CBS’ New Video Print Ad Misses an Opportunity

As TheWrap reported earlier today, CBS has unveiled what it’s calling the first use of video in a print ad, one that will be inserted into an undetermined amount of copies of Entertainment Weekly next month.

 

I’ve toyed around with the ad, and it’s relatively cool, as far as these things go — though I doubt it will impress anyone with a video-enabled iPod or iPhone. There are no playback options (though you can pause), no headphone jack, and the volume is set high enough to annoy fellow travelers using public transportation.

The impressive thing — unlike, say, Esquire’s overhyped e-ink cover — is how much video they managed to fit on a "paper thin" video player — 40 minutes – with a battery life said to be four-to-five hours and rechargeable through a USB port.

(About that "paper thin" claim — um, no. "Cardboard-thin" would’ve been more accurate.)

It’s also where they missed an opportunity – that is, to put an entire episode of one of these shows on the player. At the sitcom-length of 22 minutes (without commercials) CBS could’ve put the premiere of “How I Met Your Mother,” or even last season’s finale, on there, with 18 minutes of fall previews and Pepsi spots to spare.
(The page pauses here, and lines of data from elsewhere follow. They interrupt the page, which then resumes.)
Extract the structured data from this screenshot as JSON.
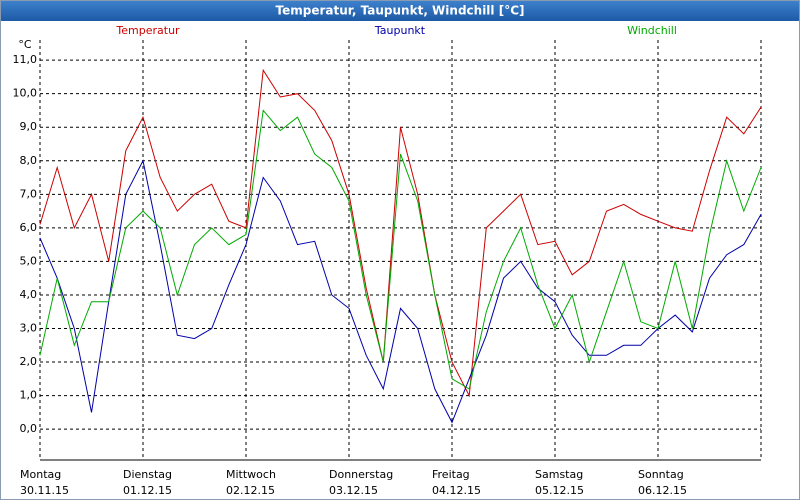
{
  "chart_data": {
    "type": "line",
    "title": "Temperatur, Taupunkt, Windchill [°C]",
    "y_label": "°C",
    "x": [
      0,
      4,
      8,
      12,
      16,
      20,
      24,
      28,
      32,
      36,
      40,
      44,
      48,
      52,
      56,
      60,
      64,
      68,
      72,
      76,
      80,
      84,
      88,
      92,
      96,
      100,
      104,
      108,
      112,
      116,
      120,
      124,
      128,
      132,
      136,
      140,
      144,
      148,
      152,
      156,
      160,
      164,
      168
    ],
    "series": [
      {
        "name": "Temperatur",
        "color": "#cc0000",
        "values": [
          6.1,
          7.8,
          6.0,
          7.0,
          5.0,
          8.3,
          9.3,
          7.5,
          6.5,
          7.0,
          7.3,
          6.2,
          6.0,
          10.7,
          9.9,
          10.0,
          9.5,
          8.6,
          7.0,
          4.2,
          2.0,
          9.0,
          7.0,
          4.0,
          2.0,
          1.0,
          6.0,
          6.5,
          7.0,
          5.5,
          5.6,
          4.6,
          5.0,
          6.5,
          6.7,
          6.4,
          6.2,
          6.0,
          5.9,
          7.7,
          9.3,
          8.8,
          9.6
        ]
      },
      {
        "name": "Taupunkt",
        "color": "#0000aa",
        "values": [
          5.7,
          4.5,
          3.0,
          0.5,
          3.8,
          7.0,
          8.0,
          5.5,
          2.8,
          2.7,
          3.0,
          4.3,
          5.5,
          7.5,
          6.8,
          5.5,
          5.6,
          4.0,
          3.6,
          2.2,
          1.2,
          3.6,
          3.0,
          1.2,
          0.2,
          1.5,
          2.8,
          4.5,
          5.0,
          4.2,
          3.8,
          2.8,
          2.2,
          2.2,
          2.5,
          2.5,
          3.0,
          3.4,
          2.9,
          4.5,
          5.2,
          5.5,
          6.4
        ]
      },
      {
        "name": "Windchill",
        "color": "#00aa00",
        "values": [
          2.2,
          4.5,
          2.5,
          3.8,
          3.8,
          6.0,
          6.5,
          6.0,
          4.0,
          5.5,
          6.0,
          5.5,
          5.8,
          9.5,
          8.9,
          9.3,
          8.2,
          7.8,
          6.8,
          4.0,
          2.0,
          8.2,
          6.8,
          4.0,
          1.5,
          1.2,
          3.5,
          5.0,
          6.0,
          4.3,
          3.0,
          4.0,
          2.0,
          3.5,
          5.0,
          3.2,
          3.0,
          5.0,
          3.0,
          5.8,
          8.0,
          6.5,
          7.8
        ]
      }
    ],
    "xlim": [
      0,
      168
    ],
    "xticks": [
      {
        "value": 0,
        "label": "Montag\n30.11.15"
      },
      {
        "value": 24,
        "label": "Dienstag\n01.12.15"
      },
      {
        "value": 48,
        "label": "Mittwoch\n02.12.15"
      },
      {
        "value": 72,
        "label": "Donnerstag\n03.12.15"
      },
      {
        "value": 96,
        "label": "Freitag\n04.12.15"
      },
      {
        "value": 120,
        "label": "Samstag\n05.12.15"
      },
      {
        "value": 144,
        "label": "Sonntag\n06.12.15"
      }
    ],
    "ylim": [
      -0.92,
      11.6
    ],
    "yticks": [
      {
        "value": 0,
        "label": "0,0"
      },
      {
        "value": 1,
        "label": "1,0"
      },
      {
        "value": 2,
        "label": "2,0"
      },
      {
        "value": 3,
        "label": "3,0"
      },
      {
        "value": 4,
        "label": "4,0"
      },
      {
        "value": 5,
        "label": "5,0"
      },
      {
        "value": 6,
        "label": "6,0"
      },
      {
        "value": 7,
        "label": "7,0"
      },
      {
        "value": 8,
        "label": "8,0"
      },
      {
        "value": 9,
        "label": "9,0"
      },
      {
        "value": 10,
        "label": "10,0"
      },
      {
        "value": 11,
        "label": "11,0"
      }
    ],
    "grid": true
  }
}
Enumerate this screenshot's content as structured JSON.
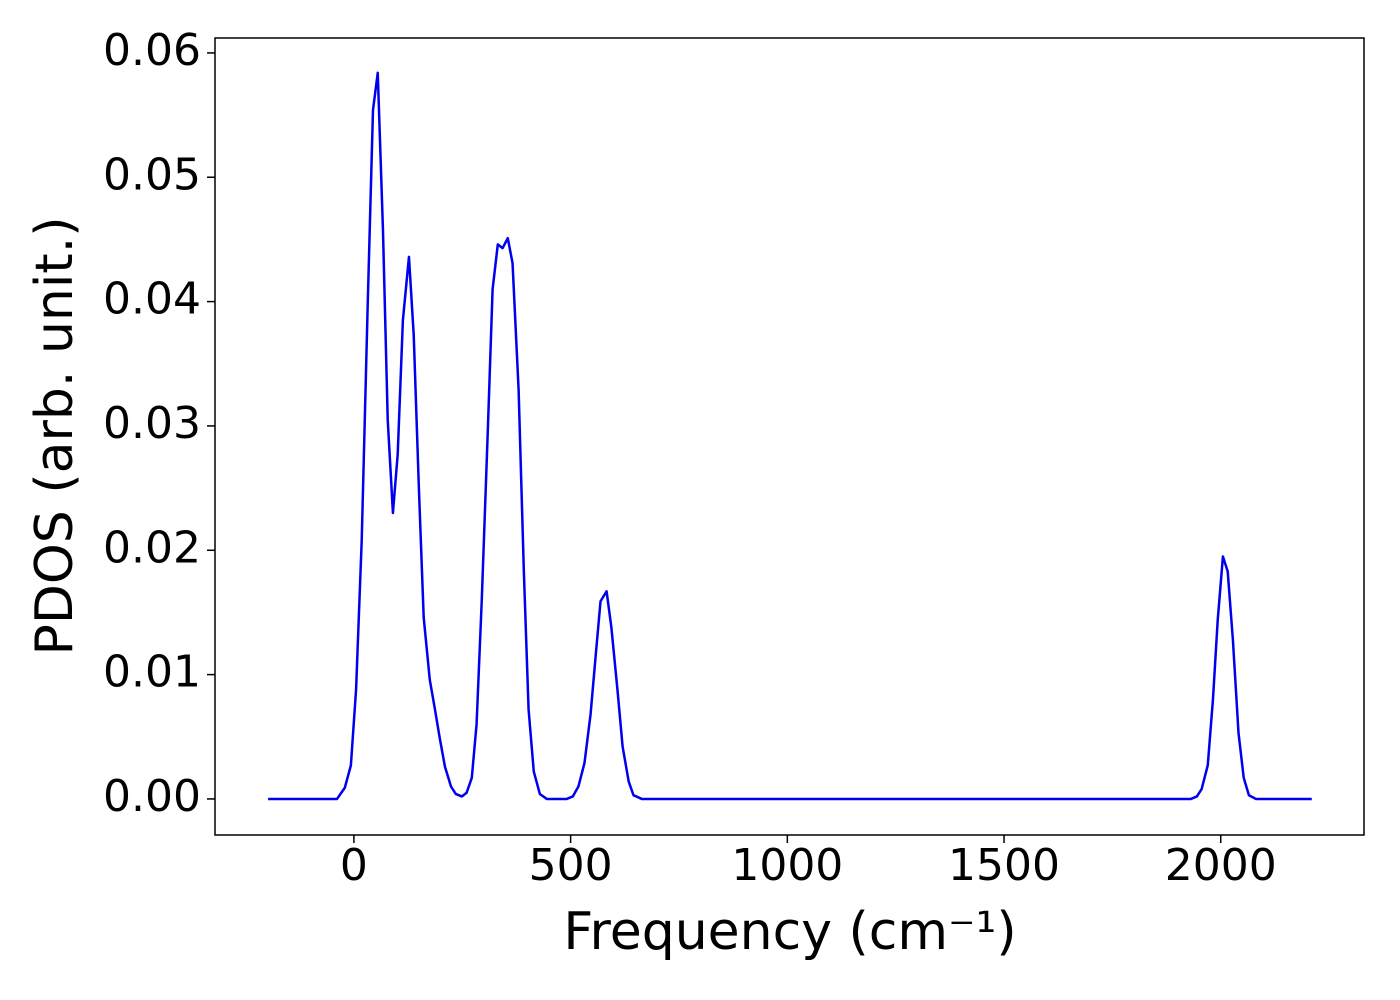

At the breakfast unveiling, held in the CBS board room in midtown Manhattan, I asked George Schweitzer, president of the CBS marketing group, if that was ever discussed. “We talked about it,” he said. “But no one wants to watch an entire show like that.”

Video iPod users might disagree.

The goal of the ad, Schweitzer added, isn’t necessarily to get more people to watch its programming.

"There’s no way to measure ‘see the chip-watch the show-get the rating,’" he said. "It’s the cumulative effect."

Frank Cooper, chief marketing officer at Pepsi-Cola North America, said they’ll monitor the “buzz-building” to determine the success of the campaign.

Buzz, at least marginally, shouldn’t be a problem. Esquire’s e-ink cover spawned waves of praise, criticism and, as evidenced by dozens of YouTube videos, interest from the hacker community.